Starter: Karl-Anthony Towns
Depth: Gorgul Dieng
The sham of this entire roster breakdown is how long it took for the name Karl-Anthony Towns to appear. Then again, lost in all the discussions about Butler and Wiggins is Karl-Anthony Towns. Like with Wiggins, his scoring average dipped last season due to the presence of Butler, but he was every bit the player he was in his first two years. And yet the attention paid him was less than in his first two years. Part of that is how viewers of the game now treat big men — they are largely invisible to us until they step beyond the arc. Part of that is also due to Minnesota’s standing in the Western Conference. Having made the playoffs, they leave less to the imagination than they once did. The distance between them and the Conference’s upper echelon is also abundantly clear.

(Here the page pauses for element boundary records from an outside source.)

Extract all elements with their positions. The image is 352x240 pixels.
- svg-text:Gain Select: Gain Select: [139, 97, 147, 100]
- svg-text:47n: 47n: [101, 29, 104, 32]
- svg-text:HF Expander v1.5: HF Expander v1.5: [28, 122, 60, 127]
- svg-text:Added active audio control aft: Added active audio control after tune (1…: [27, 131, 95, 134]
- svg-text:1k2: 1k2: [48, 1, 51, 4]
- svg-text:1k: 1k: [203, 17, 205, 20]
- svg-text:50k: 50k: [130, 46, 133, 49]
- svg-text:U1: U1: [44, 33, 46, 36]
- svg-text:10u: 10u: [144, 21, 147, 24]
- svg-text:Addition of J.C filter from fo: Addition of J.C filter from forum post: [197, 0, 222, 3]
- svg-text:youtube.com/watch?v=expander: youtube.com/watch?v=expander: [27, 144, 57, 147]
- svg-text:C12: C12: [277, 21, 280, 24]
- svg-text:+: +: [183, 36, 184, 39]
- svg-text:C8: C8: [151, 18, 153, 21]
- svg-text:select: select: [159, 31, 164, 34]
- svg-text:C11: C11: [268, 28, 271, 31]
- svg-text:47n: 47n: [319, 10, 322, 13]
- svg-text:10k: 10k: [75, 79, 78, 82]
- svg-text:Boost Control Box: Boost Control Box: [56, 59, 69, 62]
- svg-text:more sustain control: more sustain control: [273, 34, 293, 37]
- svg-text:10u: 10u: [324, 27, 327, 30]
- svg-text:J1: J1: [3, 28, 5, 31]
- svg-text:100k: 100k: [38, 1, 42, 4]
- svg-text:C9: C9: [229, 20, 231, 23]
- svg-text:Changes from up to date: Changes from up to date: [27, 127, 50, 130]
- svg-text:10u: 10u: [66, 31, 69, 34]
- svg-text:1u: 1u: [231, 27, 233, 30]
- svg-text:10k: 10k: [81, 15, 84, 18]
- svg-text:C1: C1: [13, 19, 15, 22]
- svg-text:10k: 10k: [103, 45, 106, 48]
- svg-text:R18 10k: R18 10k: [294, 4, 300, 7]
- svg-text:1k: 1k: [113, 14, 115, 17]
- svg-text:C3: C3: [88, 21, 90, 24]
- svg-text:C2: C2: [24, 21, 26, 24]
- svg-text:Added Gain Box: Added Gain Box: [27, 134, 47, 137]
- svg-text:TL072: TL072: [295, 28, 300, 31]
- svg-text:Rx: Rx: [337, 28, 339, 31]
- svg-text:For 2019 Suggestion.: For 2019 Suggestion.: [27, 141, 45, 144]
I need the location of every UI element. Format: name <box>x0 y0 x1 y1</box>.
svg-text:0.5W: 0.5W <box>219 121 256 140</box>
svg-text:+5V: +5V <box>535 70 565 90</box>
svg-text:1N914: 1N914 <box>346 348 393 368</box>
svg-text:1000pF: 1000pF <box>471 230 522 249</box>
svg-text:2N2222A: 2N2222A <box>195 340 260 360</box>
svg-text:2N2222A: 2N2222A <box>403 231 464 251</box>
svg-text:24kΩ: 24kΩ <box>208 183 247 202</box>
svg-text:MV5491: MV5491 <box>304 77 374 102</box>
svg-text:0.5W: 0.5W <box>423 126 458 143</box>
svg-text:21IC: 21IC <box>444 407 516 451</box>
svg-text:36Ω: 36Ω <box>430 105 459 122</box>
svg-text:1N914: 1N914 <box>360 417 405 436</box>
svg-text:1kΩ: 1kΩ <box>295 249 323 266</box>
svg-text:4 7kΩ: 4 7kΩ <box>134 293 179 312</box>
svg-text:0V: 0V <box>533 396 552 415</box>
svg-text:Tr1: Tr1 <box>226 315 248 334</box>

The only way Towns can reclaim the spotlight of general managers, sportswriters, and fans is to demand it through his play. Minnesota should be a better defensive team. They should have better leadership and not so many fourth quarter lapses. Maybe such characteristics and results are a lot to demand from such young talents as Towns and Wiggins, but young pairings who could not figure it out are the key ingredients to the league’s most haunting what could have beens, which is also another reason why the sight of Thibodeau and so many relocated Bulls is such a terrible sight indeed.